Sacco and Vanzetti - Second Appeal To The Supreme Judicial Court

Second Appeal To The Supreme Judicial Court

The defense promptly appealed once more to the Supreme Judicial Court and presented their arguments on January 27–28, 1927. While the appeal was under consideration, Harvard law professor and future Supreme Court Justice Felix Frankfurter published an article in the Atlantic Monthly arguing for a retrial. He noted that the SJC had already taken a very narrow view of its authority when considering the first appeal and called upon the court to review the entire record of the case. He called their attention to Thayer's lengthy statement that accompanied his denial of the Madeiros appeal, describing it as "a farrago of misquotations, misrepresentations, suppressions, and mutilations," "honeycombed with demonstrable errors."

At the same time, Major Calvin Goddard, a ballistics expert who had helped pioneer the use of the comparison microscope in forensic ballistic research, offered to conduct an independent examination of the forensic gun and bullet evidence using techniques he had developed for use with the comparison microscope. Goddard first offered to conduct a new forensic examination for the defense, which rejected it, and then to the prosecution, which accepted Goddard's offer. Using the comparison microscope, Goddard compared Bullet III and a .32 Auto shell casing found at the South Braintree shooting with that of several .32 Auto test cartridges fired from Sacco's .32 Colt automatic pistol. Goddard concluded that not only did Bullet III match the rifling marks found on the barrel of Sacco's .32 Colt pistol, but that scratches made by the firing pin of Sacco's .32 Colt on the primers of spent shell casings test-fired from Sacco's Colt matched those found on the primer of a spent shell casing recovered at the South Braintree murder scene. More sophisticated comparative examinations in 1935, 1961, and 1983 each reconfirmed the opinion that the bullet the prosecution said killed Berardelli, and one of the cartridge cases introduced into evidence were fired in Sacco's .32 Colt automatic. (Defenders of Sacco and Vanzetti have long claimed that "Bullet III" and the associated cartridge case were planted by the police, in order to frame the two defendants).

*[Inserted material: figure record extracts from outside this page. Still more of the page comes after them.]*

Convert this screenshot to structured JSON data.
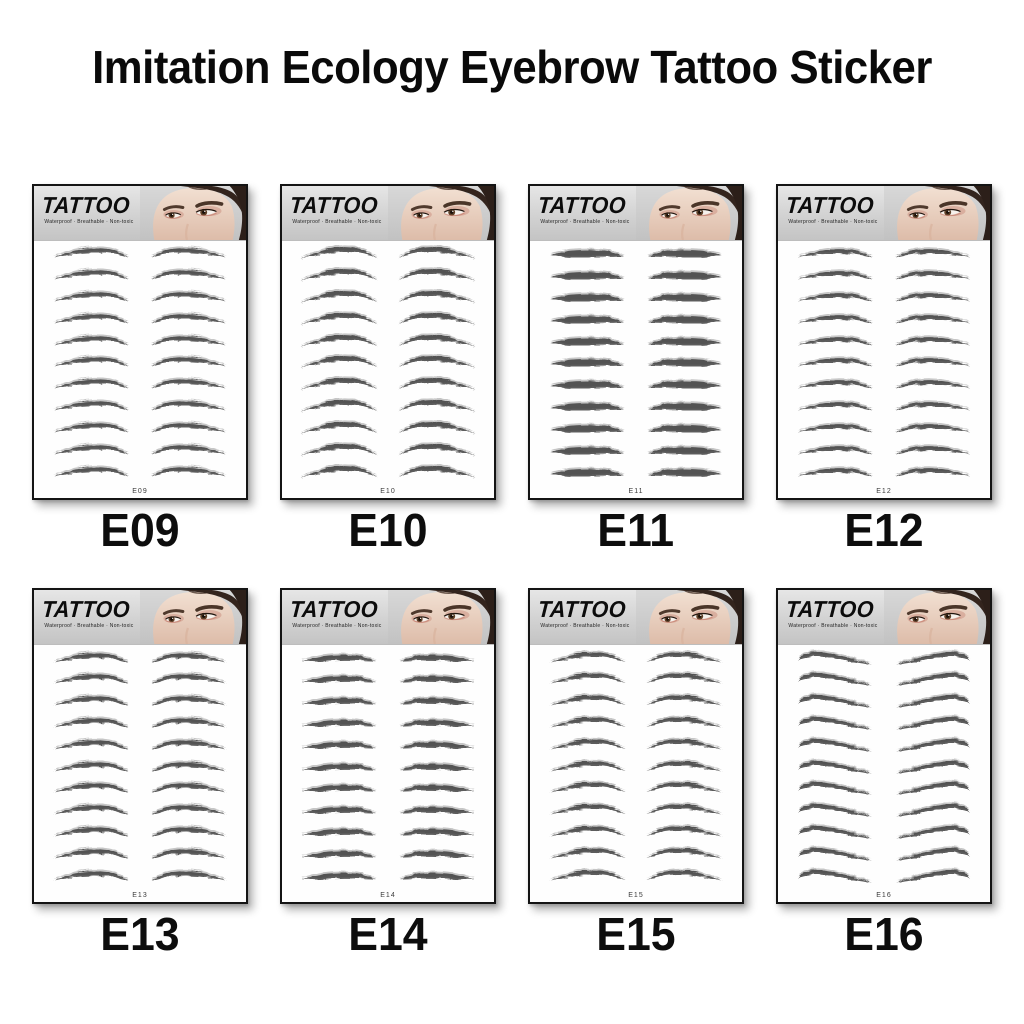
{
  "title": "Imitation Ecology Eyebrow Tattoo Sticker",
  "brand": {
    "name": "TATTOO",
    "tagline": "Waterproof · Breathable · Non-toxic"
  },
  "sheet": {
    "rows_per_sheet": 11,
    "brows_per_row": 2
  },
  "cards": [
    {
      "label": "E09",
      "code": "E09",
      "style": "natural"
    },
    {
      "label": "E10",
      "code": "E10",
      "style": "peaked"
    },
    {
      "label": "E11",
      "code": "E11",
      "style": "straight"
    },
    {
      "label": "E12",
      "code": "E12",
      "style": "soft"
    },
    {
      "label": "E13",
      "code": "E13",
      "style": "wispy"
    },
    {
      "label": "E14",
      "code": "E14",
      "style": "flat"
    },
    {
      "label": "E15",
      "code": "E15",
      "style": "feathered"
    },
    {
      "label": "E16",
      "code": "E16",
      "style": "higharch"
    }
  ],
  "colors": {
    "title_black": "#0a0a0a",
    "header_gray": "#d2d2d2",
    "brow_ink": "#404040",
    "card_border": "#141414"
  }
}
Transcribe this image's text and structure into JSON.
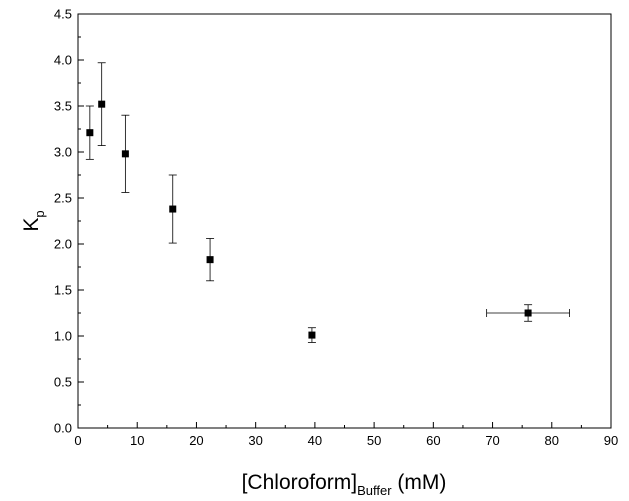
{
  "chart_data": {
    "type": "scatter",
    "title": "",
    "xlabel": {
      "main": "[Chloroform]",
      "subscript": "Buffer",
      "unit": " (mM)"
    },
    "ylabel": {
      "main": "K",
      "subscript": "p"
    },
    "xlim": [
      0,
      90
    ],
    "ylim": [
      0,
      4.5
    ],
    "x_ticks": [
      0,
      10,
      20,
      30,
      40,
      50,
      60,
      70,
      80,
      90
    ],
    "y_ticks": [
      0.0,
      0.5,
      1.0,
      1.5,
      2.0,
      2.5,
      3.0,
      3.5,
      4.0,
      4.5
    ],
    "x_tick_labels": [
      "0",
      "10",
      "20",
      "30",
      "40",
      "50",
      "60",
      "70",
      "80",
      "90"
    ],
    "y_tick_labels": [
      "0.0",
      "0.5",
      "1.0",
      "1.5",
      "2.0",
      "2.5",
      "3.0",
      "3.5",
      "4.0",
      "4.5"
    ],
    "grid": false,
    "series": [
      {
        "marker": "square",
        "color": "#000000",
        "points": [
          {
            "x": 2.0,
            "y": 3.21,
            "y_err": 0.29,
            "x_err": 0
          },
          {
            "x": 4.0,
            "y": 3.52,
            "y_err": 0.45,
            "x_err": 0
          },
          {
            "x": 8.0,
            "y": 2.98,
            "y_err": 0.42,
            "x_err": 0
          },
          {
            "x": 16.0,
            "y": 2.38,
            "y_err": 0.37,
            "x_err": 0
          },
          {
            "x": 22.3,
            "y": 1.83,
            "y_err": 0.23,
            "x_err": 0
          },
          {
            "x": 39.5,
            "y": 1.01,
            "y_err": 0.08,
            "x_err": 0
          },
          {
            "x": 76.0,
            "y": 1.25,
            "y_err": 0.09,
            "x_err": 7.0
          }
        ]
      }
    ]
  }
}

The Supreme Judicial Court denied the Madeiros appeal on April 5, 1927. Summarizing the decision, the New York Times said that the SJC had determined that "the judge had a right to rule as he did" but that the SJC "did not deny the validity of the new evidence." The SJC also said: "It is not imperative that a new trial be granted even though evidence is newly discovered and, if presented to a jury, would justify a different verdict."